As you know from experience, some unexpected data can cause problems for data analysis. We often use filtering to address that issue.

a. Earlier, you wrote a procedure, (most-democratic fname), that extracted the five most Democratic counties according to some metric. Document and write a similar procedure, (most-libertarian fname) taht finds the five most Libertarian counties using the metric of “ratio of active Libertarian registrations to total active registrations”. Your procedure should return a list in which each entry is a list containing the date, the county, and the ratio. You will run this procedure on iowa-voter-registration-2018-02.csv.

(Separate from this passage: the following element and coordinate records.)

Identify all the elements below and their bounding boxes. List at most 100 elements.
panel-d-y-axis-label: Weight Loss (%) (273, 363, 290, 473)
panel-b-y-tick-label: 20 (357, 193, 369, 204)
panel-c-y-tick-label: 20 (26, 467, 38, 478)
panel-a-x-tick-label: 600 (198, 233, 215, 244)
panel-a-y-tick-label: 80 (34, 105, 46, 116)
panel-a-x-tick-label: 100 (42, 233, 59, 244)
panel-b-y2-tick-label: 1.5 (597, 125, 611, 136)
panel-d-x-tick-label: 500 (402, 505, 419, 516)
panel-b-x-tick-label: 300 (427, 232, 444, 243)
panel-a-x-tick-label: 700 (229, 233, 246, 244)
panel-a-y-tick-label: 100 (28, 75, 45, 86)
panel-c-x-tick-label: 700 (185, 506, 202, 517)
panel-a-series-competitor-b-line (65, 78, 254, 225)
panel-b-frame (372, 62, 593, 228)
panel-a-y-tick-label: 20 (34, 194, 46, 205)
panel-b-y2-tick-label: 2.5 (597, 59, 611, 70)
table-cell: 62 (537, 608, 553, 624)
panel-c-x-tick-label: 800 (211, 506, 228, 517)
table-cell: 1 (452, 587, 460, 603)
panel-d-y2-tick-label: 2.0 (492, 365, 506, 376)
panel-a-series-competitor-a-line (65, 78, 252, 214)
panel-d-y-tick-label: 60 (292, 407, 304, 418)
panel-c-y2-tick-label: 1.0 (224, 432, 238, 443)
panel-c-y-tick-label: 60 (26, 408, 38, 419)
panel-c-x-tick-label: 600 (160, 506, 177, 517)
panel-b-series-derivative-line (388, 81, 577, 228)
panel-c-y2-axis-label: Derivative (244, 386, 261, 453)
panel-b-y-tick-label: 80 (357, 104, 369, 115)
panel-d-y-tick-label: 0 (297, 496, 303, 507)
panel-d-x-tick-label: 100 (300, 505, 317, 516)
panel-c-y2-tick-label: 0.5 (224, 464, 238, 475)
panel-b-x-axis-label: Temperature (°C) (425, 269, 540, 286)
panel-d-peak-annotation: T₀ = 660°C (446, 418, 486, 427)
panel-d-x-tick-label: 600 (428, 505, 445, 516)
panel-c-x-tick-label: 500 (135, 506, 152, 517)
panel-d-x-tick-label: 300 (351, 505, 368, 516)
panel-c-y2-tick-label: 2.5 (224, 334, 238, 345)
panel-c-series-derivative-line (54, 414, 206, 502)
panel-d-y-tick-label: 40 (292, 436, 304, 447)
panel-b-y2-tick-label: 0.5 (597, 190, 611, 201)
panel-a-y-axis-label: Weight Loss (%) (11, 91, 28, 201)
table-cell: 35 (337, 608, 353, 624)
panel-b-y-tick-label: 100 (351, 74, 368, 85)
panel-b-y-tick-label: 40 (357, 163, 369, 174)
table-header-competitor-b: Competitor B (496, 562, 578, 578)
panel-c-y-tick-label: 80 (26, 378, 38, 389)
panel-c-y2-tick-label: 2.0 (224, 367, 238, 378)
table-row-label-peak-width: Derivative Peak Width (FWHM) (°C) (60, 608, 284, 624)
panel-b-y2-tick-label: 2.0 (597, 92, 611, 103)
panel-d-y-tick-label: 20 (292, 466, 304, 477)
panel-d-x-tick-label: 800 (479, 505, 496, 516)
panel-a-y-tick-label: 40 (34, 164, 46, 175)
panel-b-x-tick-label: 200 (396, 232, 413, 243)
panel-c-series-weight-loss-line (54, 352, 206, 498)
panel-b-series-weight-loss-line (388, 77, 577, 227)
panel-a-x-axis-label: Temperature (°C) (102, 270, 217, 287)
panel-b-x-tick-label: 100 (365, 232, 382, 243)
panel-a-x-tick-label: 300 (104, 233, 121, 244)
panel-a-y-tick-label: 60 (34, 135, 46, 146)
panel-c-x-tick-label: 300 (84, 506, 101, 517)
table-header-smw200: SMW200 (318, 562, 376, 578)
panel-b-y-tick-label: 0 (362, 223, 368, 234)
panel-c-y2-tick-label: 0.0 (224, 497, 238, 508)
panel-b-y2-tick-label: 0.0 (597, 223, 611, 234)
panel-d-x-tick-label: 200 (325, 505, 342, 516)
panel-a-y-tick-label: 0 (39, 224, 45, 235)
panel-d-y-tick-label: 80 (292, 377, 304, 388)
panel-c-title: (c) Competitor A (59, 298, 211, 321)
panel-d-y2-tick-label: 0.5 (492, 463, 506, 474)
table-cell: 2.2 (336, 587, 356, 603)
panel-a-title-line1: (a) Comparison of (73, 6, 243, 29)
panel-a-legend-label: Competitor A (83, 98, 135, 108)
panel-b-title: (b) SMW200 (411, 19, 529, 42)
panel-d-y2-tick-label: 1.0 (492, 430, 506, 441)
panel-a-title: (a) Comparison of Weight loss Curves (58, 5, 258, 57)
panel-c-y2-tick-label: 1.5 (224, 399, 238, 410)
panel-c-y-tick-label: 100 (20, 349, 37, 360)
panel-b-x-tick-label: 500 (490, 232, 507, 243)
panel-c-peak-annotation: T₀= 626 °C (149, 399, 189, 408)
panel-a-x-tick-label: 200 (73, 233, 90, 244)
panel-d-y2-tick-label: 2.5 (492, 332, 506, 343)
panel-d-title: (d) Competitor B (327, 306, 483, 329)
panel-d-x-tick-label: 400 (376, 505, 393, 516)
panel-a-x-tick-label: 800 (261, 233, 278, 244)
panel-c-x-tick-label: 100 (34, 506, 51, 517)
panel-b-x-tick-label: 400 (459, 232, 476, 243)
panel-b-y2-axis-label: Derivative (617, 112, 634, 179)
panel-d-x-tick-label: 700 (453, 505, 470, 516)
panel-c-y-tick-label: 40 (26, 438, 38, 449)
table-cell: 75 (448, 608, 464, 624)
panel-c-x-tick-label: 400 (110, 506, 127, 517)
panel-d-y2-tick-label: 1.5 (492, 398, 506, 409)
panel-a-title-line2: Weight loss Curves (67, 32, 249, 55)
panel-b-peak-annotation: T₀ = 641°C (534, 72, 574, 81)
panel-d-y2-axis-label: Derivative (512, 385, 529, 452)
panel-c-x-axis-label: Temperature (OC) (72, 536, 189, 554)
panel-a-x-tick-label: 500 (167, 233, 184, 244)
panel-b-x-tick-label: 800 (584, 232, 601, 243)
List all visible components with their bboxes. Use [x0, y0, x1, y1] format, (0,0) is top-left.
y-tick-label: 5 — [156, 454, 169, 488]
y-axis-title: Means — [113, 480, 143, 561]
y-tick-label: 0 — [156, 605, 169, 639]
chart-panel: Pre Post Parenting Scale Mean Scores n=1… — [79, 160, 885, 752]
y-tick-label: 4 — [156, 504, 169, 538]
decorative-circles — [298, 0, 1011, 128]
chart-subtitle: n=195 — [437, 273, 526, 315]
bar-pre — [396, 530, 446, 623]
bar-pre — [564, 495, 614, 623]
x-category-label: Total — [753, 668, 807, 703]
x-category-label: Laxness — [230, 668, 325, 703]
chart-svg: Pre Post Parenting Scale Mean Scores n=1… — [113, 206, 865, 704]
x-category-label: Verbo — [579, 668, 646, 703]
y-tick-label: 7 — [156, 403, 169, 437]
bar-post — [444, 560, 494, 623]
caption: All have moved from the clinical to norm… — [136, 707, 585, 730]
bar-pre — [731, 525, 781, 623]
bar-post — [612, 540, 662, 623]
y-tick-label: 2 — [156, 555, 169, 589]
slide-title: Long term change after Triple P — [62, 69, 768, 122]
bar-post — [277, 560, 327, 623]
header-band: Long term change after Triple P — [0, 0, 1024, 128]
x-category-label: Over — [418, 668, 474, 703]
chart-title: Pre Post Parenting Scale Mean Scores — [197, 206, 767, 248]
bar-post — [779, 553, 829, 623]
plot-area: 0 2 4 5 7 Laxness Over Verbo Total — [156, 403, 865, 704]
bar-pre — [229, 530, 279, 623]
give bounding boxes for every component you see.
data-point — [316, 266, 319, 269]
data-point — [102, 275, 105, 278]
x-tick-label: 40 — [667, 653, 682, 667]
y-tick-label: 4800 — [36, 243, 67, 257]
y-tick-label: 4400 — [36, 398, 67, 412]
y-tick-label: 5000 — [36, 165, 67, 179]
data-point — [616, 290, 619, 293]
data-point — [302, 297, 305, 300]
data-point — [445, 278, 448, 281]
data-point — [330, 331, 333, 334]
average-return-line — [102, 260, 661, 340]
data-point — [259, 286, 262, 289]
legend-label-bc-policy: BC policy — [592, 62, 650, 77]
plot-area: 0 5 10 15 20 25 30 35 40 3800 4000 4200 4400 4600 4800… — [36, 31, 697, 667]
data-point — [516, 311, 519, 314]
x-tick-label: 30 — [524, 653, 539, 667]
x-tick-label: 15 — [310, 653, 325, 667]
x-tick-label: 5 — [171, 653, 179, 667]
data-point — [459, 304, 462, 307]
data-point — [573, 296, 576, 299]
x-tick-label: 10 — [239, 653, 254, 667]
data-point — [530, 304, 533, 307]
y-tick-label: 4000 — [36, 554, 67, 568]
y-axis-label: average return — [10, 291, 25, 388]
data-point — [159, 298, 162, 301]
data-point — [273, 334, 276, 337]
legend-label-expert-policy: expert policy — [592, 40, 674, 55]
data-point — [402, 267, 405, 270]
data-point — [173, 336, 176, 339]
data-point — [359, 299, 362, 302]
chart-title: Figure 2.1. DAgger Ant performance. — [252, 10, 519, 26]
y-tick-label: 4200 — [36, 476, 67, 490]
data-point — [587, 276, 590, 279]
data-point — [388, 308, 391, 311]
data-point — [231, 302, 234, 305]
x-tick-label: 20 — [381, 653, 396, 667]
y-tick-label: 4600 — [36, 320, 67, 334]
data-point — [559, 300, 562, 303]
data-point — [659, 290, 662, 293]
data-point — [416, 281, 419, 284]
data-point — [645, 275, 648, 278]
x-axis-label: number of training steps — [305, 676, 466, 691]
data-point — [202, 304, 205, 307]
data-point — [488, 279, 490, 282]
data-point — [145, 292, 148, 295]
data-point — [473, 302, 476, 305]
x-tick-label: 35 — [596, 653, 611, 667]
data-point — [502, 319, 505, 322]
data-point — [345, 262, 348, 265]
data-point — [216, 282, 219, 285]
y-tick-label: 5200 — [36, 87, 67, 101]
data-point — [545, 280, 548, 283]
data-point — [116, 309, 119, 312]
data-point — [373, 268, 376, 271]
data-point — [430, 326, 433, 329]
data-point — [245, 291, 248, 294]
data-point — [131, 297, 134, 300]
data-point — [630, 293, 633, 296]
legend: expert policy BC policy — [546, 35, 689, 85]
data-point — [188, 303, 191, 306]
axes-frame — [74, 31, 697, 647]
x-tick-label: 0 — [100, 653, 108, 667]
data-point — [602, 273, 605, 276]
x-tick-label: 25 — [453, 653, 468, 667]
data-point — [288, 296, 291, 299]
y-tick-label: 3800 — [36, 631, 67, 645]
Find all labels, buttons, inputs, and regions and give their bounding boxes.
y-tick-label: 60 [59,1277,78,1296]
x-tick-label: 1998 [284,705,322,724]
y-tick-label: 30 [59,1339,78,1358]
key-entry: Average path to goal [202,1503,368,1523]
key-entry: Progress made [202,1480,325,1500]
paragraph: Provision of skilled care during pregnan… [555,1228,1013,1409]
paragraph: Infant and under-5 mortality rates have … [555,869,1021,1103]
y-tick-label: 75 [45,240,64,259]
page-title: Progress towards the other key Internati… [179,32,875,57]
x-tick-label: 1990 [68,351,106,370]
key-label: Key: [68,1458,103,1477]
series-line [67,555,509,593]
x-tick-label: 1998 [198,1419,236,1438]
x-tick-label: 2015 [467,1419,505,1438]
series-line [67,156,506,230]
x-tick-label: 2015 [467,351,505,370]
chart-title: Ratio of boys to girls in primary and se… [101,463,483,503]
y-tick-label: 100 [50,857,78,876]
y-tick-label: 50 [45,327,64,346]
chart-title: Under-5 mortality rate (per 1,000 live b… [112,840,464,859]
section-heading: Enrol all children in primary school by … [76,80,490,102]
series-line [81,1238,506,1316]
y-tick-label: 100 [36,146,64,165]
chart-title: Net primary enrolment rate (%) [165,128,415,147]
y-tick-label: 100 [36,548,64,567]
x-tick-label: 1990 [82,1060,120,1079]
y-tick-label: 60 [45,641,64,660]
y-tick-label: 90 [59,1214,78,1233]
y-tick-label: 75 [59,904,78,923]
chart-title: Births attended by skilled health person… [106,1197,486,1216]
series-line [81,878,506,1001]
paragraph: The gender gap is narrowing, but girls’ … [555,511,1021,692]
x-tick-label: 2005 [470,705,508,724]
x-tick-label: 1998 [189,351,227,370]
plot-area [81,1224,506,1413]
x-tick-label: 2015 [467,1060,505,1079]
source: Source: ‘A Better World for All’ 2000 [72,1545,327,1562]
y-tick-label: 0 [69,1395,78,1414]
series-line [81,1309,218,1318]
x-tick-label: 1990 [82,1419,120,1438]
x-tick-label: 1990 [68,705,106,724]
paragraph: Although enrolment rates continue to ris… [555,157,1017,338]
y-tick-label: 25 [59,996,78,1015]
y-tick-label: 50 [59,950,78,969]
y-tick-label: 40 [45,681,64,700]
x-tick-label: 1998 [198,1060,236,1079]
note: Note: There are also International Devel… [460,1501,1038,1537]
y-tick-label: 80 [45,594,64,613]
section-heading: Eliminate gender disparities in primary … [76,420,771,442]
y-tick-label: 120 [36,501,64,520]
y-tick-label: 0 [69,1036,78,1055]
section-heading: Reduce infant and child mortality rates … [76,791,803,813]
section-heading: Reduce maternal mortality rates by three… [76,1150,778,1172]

b. Document and write a procedure, (most-active-other fname), that finds the five counties that have the highest ratio of active “Other” registrations to inactive “Other” registrations

Problem 5: Searching for words

Topics: Files, Lists, Strings

Write a procedure (file-find str filename) that finds all the occurrences of the string str in the file filename. The return value of file-find should be a table whose entries correspond to lines that contain the given string. Each entry of the table should contain the line number in the file and the actual string of the corresponding line. For example,

> (define file "/home/username/Desktop/us-zip-codes.txt")
> (file-find "Zip" file)
'((1 "US Zip Codes ")
  (4 "Zip codes and other information of cities in the US.")
  (8 "* 0: Zip code"))
> (file-find "Cleanup" file)
'((17 "Cleanup by Samuel A. Rebelsky on 2017-09-11: Removed quotation marks from")
  (20 "Cleanup by Samuel A. Rebelsky on 2017-09-12: \"Federated States of Micro\""))
> (file-find "curmudgeon" file)
'()

Hint: There is a procedure built-in to Scheme called string-contains? that may be helpful for this problem.

Evaluation

We will primarily evaluate your work on correctness (does your code compute what it’s supposed to and are your procedure descriptions accurate); clarity (is it easy to tell what your code does and how it achieves its results; is your writing clear and free of jargon); and concision (have you kept your work short and clean, rather than long and rambly).